Oh, the twists and turns of the Democrats Primary season! Now its Hillary’s turn to feel the heat, after she invoked the assassination of Bobby Kennedy in a discussion over the lengthy nomination process:
My husband did not wrap up the nomination in 1992 until he won the California primary somewhere in the middle of June, right? We all remember Bobby Kennedy was assassinated in June in California. I don’t understand it.
The implication from many quarters is that Senator Clinton is hanging in there on the off-chance that Senator Obama is murdered. However, if you watch the YouTube of her interview (with the Sioux Falls Argus-Leader) its clear that is not what she is saying. The operative word here is quite obviously ‘June’ and not ‘assassinated’.
Now, I’m an Obama fan, and wish Clinton would drop out of the race. The controversy a few weeks ago surrounding comments from Jeremiah Wright, Obama’s pastor, was ruthlessly exploited by the Clinton campaign. If this comment about Bobby Kennedy sinks her, there would be a real sense of schadenfreud, reap-what-you-sow and (to borrow a phrase from Wright) chickens coming home to roost.
However, Obama is really supposed to be above all that. He is running on the rhetoric of change, to wash the disingenuity from Washington politics. For the knock-out punch to be landed so unfairly would be a shame. It would show that such dirty politics is still legitimate. Victory, for Obama, would be less sweet.
Meanwhile, there is an ongoing debate within the Democratic Party as to whether the Florida and Michigan delegations, previously banned for breaking the DNC’s rules governing primaries, should be seated. Clinton argues that they should, and of course stands to benefit if that happens. Obama argues that they should not, because they broke the rules, and everyone agreed not to campaign there. Currently, Obama has the moral high-ground here, and the consensus is that this view will prevail.
However, a little piece of gossip threatens this claim. It is rumoured that 40 or so Super-Delegates are planning to defect from Hillary Clinton, and endorse Barack Obama. Over at The Field, Al Giordano hints:
Cardoza is one of the leaders of this effort (which includes not only superdelegates, but here’s something that should set off some paranoia in Camp Clinton: there are pledged Clinton delegates in “The Cardoza 40,” too).

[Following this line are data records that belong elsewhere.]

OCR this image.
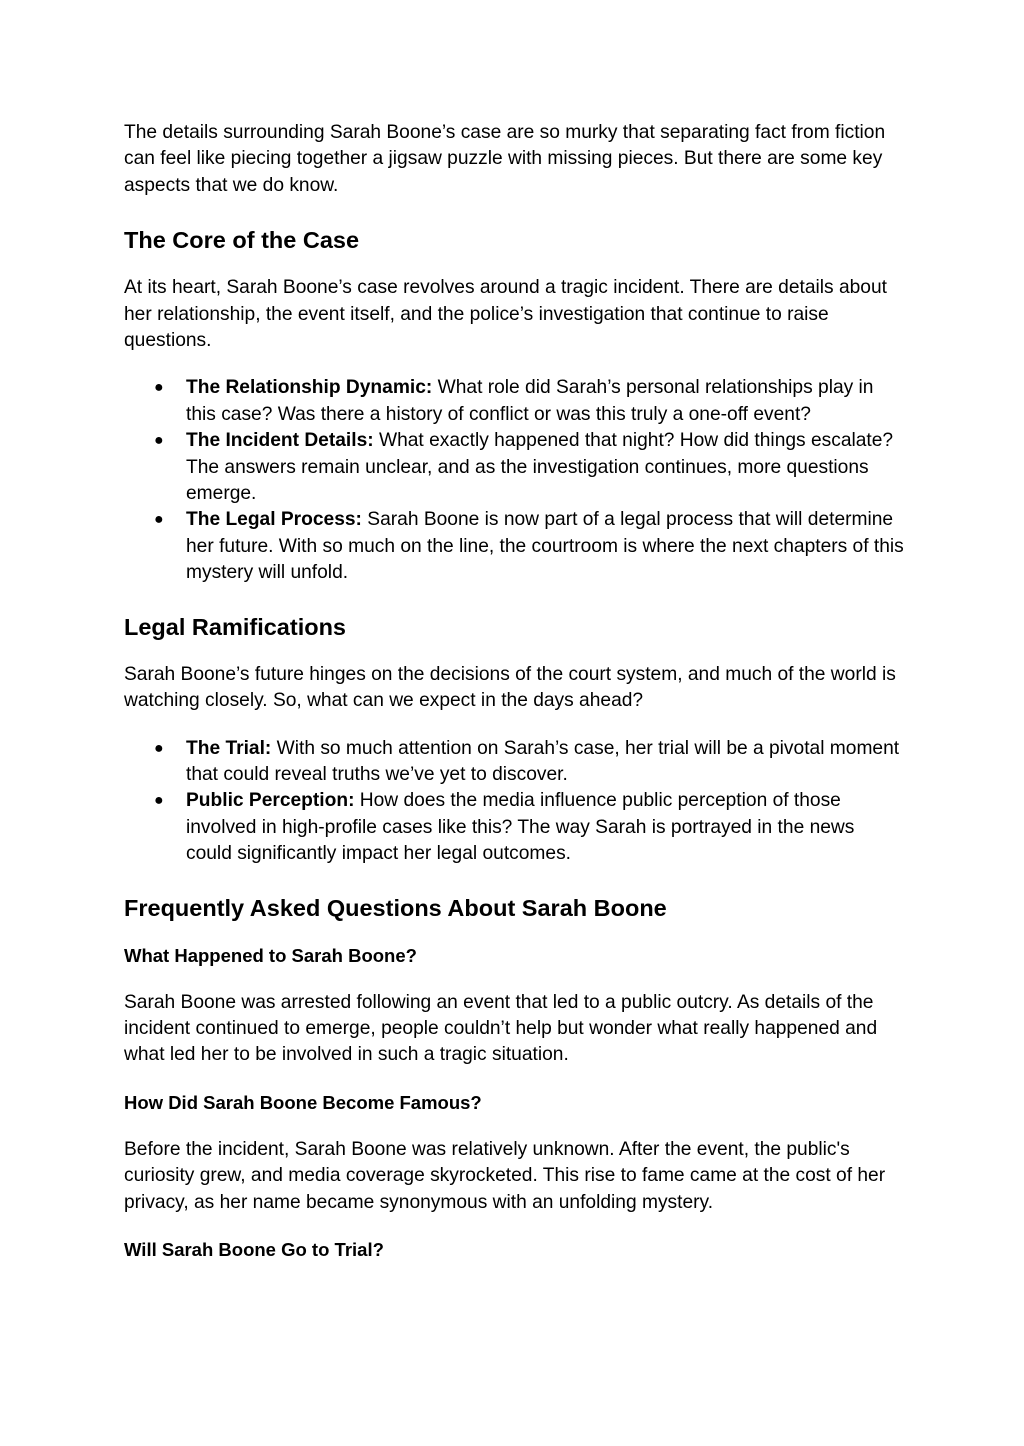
The details surrounding Sarah Boone’s case are so murky that separating fact from fiction can feel like piecing together a jigsaw puzzle with missing pieces. But there are some key aspects that we do know.

The Core of the Case

At its heart, Sarah Boone’s case revolves around a tragic incident. There are details about her relationship, the event itself, and the police’s investigation that continue to raise questions.

● The Relationship Dynamic: What role did Sarah’s personal relationships play in this case? Was there a history of conflict or was this truly a one-off event?
● The Incident Details: What exactly happened that night? How did things escalate? The answers remain unclear, and as the investigation continues, more questions emerge.
● The Legal Process: Sarah Boone is now part of a legal process that will determine her future. With so much on the line, the courtroom is where the next chapters of this mystery will unfold.
Legal Ramifications

Sarah Boone’s future hinges on the decisions of the court system, and much of the world is watching closely. So, what can we expect in the days ahead?

● The Trial: With so much attention on Sarah’s case, her trial will be a pivotal moment that could reveal truths we’ve yet to discover.
● Public Perception: How does the media influence public perception of those involved in high-profile cases like this? The way Sarah is portrayed in the news could significantly impact her legal outcomes.
Frequently Asked Questions About Sarah Boone
What Happened to Sarah Boone?

Sarah Boone was arrested following an event that led to a public outcry. As details of the incident continued to emerge, people couldn’t help but wonder what really happened and what led her to be involved in such a tragic situation.

How Did Sarah Boone Become Famous?

Before the incident, Sarah Boone was relatively unknown. After the event, the public's curiosity grew, and media coverage skyrocketed. This rise to fame came at the cost of her privacy, as her name became synonymous with an unfolding mystery.

Will Sarah Boone Go to Trial?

Emphasis mine. Obama should not be welcoming other people’s pledged delegates into his fold. These people, unlike the super-delegates, have been awarded their position on the basis of a popular vote in favour of Senator Clinton. To condone her delegates to vote instead for Obama is profoundly undemocratic, and unworthy of the Illinois Senator’s inspiring rhetoric. Let us hope he distances himself from this possibility.
Winning makes history, and confers power. But winning in the right way is just as important, because it generates goodwill and political capital.
All this reminds me of Manchester United’s Champions League victory on Wednesday evening. Yes, they won, and lifted the trophy. But their achievement is sullied by the manner in which it came about. The previous win, in 1999, will be more highly regarded, and will be more fondly remembered.